舊日音樂家 第352章

作者:膽小橙

  “是,主教閣下。”這位神父見拉瓦錫渾身在金色光芒中行走,連身後的走廊都變得如同白晝,心中的敬畏之情無以復加。

  半個小時後,範寧結束了頌念段牡哪霠顟B,從一間石頭暗室中緩緩站起。

  這一無窗的房間中,所有的縫隙都溢位白熾的光芒,似背後有岩漿河流在流淌。

  他安排人手去修復破損的“守夜人之燈”後,回到了教會為他安排在總部教堂的一間“副審判長室”。

  這裡剛剛打掃清理出來,地板纖塵不染,面積十分寬敞,只是佈置得異常素雅,放眼望去全是書籍,角落裡有一臺紅褐色的羽管鍵琴。

  範寧在辦公桌前坐下,守夜的神父當即為他沏上了一杯茶。

  ......

  “替我清走這些冊子,拿來4號檔案間的索引,拿來《聖阿波羅福音書註解集》,再者,呈上最近一週主教級別以上的教會呈批件。”

  “好的,主教閣下。”助理當即清走了範寧手邊堆了一米多高的書卷。

  轉眼已到第三天的夜晚,明天就要離開聖珀爾託,進行上任教區的拜訪和院線考察陪同工作了。

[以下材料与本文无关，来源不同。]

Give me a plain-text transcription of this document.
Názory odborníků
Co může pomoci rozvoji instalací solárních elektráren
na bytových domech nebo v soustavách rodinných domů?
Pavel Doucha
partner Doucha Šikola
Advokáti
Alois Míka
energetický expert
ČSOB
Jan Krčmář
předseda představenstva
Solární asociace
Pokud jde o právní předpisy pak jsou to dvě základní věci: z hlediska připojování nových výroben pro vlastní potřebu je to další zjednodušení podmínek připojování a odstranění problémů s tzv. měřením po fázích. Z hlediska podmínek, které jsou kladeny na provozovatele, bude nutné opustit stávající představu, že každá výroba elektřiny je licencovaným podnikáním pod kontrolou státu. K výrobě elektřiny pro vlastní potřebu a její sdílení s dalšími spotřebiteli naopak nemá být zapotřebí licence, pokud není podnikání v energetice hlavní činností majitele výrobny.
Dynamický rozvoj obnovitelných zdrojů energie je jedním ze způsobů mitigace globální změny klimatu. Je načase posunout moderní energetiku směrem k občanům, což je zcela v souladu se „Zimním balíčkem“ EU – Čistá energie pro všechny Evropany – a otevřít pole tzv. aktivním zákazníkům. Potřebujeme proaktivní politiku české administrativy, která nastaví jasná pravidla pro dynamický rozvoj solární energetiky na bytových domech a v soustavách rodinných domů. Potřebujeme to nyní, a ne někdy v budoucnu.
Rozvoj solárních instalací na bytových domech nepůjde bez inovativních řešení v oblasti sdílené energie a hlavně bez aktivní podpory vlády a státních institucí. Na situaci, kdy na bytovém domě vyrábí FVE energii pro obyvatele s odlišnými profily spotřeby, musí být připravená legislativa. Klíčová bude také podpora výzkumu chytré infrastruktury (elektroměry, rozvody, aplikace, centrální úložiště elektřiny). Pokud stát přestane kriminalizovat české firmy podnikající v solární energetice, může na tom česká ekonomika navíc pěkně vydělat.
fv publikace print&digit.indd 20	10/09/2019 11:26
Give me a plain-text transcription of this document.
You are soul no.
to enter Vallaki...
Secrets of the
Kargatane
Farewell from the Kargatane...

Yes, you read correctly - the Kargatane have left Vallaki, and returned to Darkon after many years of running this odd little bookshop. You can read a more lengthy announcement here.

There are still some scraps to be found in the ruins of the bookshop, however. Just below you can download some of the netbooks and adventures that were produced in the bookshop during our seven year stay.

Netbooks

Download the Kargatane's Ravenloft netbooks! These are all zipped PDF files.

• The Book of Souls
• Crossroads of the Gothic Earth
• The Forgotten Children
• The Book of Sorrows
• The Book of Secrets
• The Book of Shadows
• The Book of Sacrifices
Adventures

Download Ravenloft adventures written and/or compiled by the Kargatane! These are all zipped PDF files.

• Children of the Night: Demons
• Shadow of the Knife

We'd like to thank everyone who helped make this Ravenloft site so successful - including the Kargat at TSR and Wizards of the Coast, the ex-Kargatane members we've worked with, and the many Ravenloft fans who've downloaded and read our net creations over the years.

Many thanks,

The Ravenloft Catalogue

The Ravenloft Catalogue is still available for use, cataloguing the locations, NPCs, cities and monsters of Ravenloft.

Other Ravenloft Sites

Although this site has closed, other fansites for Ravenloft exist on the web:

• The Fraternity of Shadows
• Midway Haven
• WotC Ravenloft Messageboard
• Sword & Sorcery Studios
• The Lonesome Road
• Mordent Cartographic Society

  不過範寧最近的時間基本上全在閱讀卷宗中度過,甚至沒有邁出這座教堂的大門。

  他掌握了很多高階別的情報。

  失常區方面,能蒐集到的前置資訊也基本蒐集齊全了。

  但他也閱讀到了很多奇怪的檔案記載。

  「前任輔祭人員涅索茲堅持認為,世界上至少存在超過四十種相位,或者更多。」

  「先鋒派女詩人、神秘主義者兼民間占卜家米雷婭認為移湧之外亦有移湧,輝塔之外亦有輝塔,穹頂之上亦有穹頂。」

  「“這世上哭聲太多,你不懂的。”工匠協會領事杜克重複開口。」

  ——譬如這是幾份由辦案人員整理的問詢筆錄提綱梗概,問詢物件包括受汙染的神職人員、貴族政要或社會活動家,而且是跟著神降學會的熟人們進去過失常區、又過一段時間神志不清地走回了邊界的少數人。

  範寧完全無法理解這些人在說什麼。

  尤其是那個堅持認為世界上有四十多種相位的人,審訊人員有試圖讓他舉例。

  而那個人在神智錯亂下寫出的幾個所謂相位的單詞,範寧看起來就如同看中文異體字一般的感覺:“耰”、“彁”、“挧”、“孴”......

  其他的人也同樣是瘋言瘋語。

  柔和的燈光下,範寧翻閱著大量的卷宗,幾乎一直處在皺眉思索狀態。

  “嗯?”

  他的視線又在一張近期的工作聯絡單上停留。

  “調性瓦解計劃?先鋒派音樂研討會?”

  “竟然是教宗雅寧各十九世和麥克亞當總會長之間的絕密件......既然現在我能見到它,說明神聖驕陽教會的確賦予了我很高的核心許可權,不過......這件事情羅伊清楚麼?”

  範寧不是一個因循守舊的人。

  在前世,各種現代流派的嚴肅音樂同樣是他涉獵的範圍。

  但現在不知道為什麼,他隱隱約約覺得有一絲不妥。

  “叮咚——”鈴鐺聲又響起。

  正好助理現在進門,遞來了一封羅伊的信。

  「拉瓦錫主教親啟:

  按照領洗節後的晚宴約定,明天晨八點起,考察組將啟程趕赴旁圖亞郡及阿派勒郡繼續調研連鎖院線工作,請通知轄區內各司鐸負責人予以接洽,並且,以您同去前行為感。

  羅伊·麥克亞當」

  倒沒什麼額外的內容,是上次離別前口頭約定的正式行文信。

  不過就在下一秒,範寧又接到了羅伊從自己信使遞來的訊息——

  「神聖驕陽教會的羊毛真的太好薅了,我已接近高位階極限。

  所以,你之前說的不受管控限制也不用等升格‘鍛獅’的晉升方法到底是什麼?

  如果真的很好用,我會好好感謝你的!!」

  範寧思索一番,覺得那封給拉瓦錫的信就不必回了,反正明天如常赴約即可。

  他只簡短地回覆了信使,然後繼續把頭埋入了書山卷海。

  「殺死一位邃曉者,如果開路程度不夠,也可以多殺幾位。」

第五十二章 未必再逢

  翌日清晨,雲層中透出清冷而生輝的日光,一大一小兩輛黑色汽車篤篤噴著熱浪,逐漸駛離了聖珀爾託的繁華城區。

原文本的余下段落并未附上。